En conclusión, el seminario aludido –otro más entre tantos ya realizados sobre el mismo tema– se promueve como de formación e intercambio de experiencias en el juzgamiento sobre delitos de lesa humanidad, a fin de “propiciar nuevas actitudes de operadores de justicia que permitan generar procesos de cambio basados en ejes de verdad, justicia, memoria, reparación y garantías de no repetición”. Es decir, detrás de este palabrerío tantas veces escuchado en nuestro país durante los últimos cincuenta años, cuando menos, hay que entender que la reunión está dirigida, específicamente, a los funcionarios del ámbito tribunalicio; o sea, para analizar el trabajo de fiscales, jueces y magistrados en casos de violaciones de DD.HH.

Los organizadores invitaron a que viniera a dar una charla sobre el tema al exjuez español Baltasar Garzón, quien manifestó, entre otras cosas, que “una democracia en la que la justicia no funciona, no es una democracia; una paz en la que la justicia no contribuye a que sea una paz justa, es una paz de marketing”. Buenas ideas, ya escuchadas antes, pero que todavía no han surtido efecto en nuestra justicia.
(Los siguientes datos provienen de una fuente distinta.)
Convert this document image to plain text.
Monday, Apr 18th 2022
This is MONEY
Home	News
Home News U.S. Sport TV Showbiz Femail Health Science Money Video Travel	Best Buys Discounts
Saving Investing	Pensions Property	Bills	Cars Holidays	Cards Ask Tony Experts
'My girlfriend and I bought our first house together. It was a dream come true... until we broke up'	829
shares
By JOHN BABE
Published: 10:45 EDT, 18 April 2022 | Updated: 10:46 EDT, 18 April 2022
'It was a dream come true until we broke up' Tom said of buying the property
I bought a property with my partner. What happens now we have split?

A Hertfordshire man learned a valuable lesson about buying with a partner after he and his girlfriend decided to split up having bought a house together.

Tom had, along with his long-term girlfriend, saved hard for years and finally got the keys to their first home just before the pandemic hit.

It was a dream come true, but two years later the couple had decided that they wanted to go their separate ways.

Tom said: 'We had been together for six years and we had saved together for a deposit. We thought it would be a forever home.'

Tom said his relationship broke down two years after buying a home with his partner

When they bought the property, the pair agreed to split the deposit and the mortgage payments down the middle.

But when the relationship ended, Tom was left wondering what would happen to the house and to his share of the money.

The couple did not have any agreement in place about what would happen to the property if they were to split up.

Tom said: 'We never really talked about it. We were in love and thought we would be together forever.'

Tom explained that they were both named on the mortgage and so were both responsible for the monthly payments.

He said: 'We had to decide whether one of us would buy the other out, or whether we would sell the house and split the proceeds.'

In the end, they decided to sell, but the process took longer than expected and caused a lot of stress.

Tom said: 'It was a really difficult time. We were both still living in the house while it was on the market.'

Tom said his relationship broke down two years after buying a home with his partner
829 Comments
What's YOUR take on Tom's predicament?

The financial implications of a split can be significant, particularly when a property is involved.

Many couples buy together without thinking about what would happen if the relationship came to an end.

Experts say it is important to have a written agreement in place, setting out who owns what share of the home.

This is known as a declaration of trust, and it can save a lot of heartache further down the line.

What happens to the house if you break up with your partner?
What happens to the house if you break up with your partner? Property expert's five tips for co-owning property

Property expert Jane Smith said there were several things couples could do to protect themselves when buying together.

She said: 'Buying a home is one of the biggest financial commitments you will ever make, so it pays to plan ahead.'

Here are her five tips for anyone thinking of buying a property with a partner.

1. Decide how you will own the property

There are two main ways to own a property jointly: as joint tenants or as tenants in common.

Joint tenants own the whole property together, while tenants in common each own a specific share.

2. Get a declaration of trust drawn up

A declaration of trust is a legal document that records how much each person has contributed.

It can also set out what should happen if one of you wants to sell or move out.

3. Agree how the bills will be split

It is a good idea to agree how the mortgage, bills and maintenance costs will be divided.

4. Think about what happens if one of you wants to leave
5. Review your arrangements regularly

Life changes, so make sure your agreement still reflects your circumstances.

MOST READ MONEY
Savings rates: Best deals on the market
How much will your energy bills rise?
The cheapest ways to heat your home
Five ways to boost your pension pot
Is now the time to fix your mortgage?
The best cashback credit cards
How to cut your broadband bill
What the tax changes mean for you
Lo que los visitantes extranjeros tendrían que venir a enseñarnos es cómo hacer que los fiscales, jueces y magistrados con competencia e intervención en los casos de crímenes políticos adquieran el coraje personal suficiente para actuar en contra de personas que todavía son poderosas e influyentes, o cuyos descendientes lo son en grado suficiente como para tomar represalias.

Es preciso recordar que la mayoría de los crímenes de represión y opresión políticas cometidos bajo la dictadura de Stroessner quedó impune por la indiferencia o la pusilanimidad de fiscales, jueces y magistrados, intimidados por los políticos, sobornados o, simplemente, porque, en el fondo de su mente, simpatizaban con los métodos dictatoriales de aquel régimen o estos les resultaban indiferentes.

En seminarios como este, los organizadores deberían llevar los expedientes de los casos judiciales en que los criminales políticos quedaron sobreseídos, o fueron declarados inocentes por inacción o ñembotavy de los fiscales acusadores, o por prevaricación o cobardía de jueces y magistrados, a fin de estudiarlos en talleres destinados a crear mecanismos aptos para impedir que la misma cosa continúe sucediendo y que esas mismas personas sigan abonando la impunidad.

De otro modo, para lo único que sirven estas reuniones es para charlar sobre cómo deberían funcionar las cosas en la sociedad y en los tribunales, y lamentarse de que no sean así, pero sin intentar nada realmente efectivo al respecto. Parafraseando a Garzón, parecen seminarios para publicitar “una preocupación de marketing”.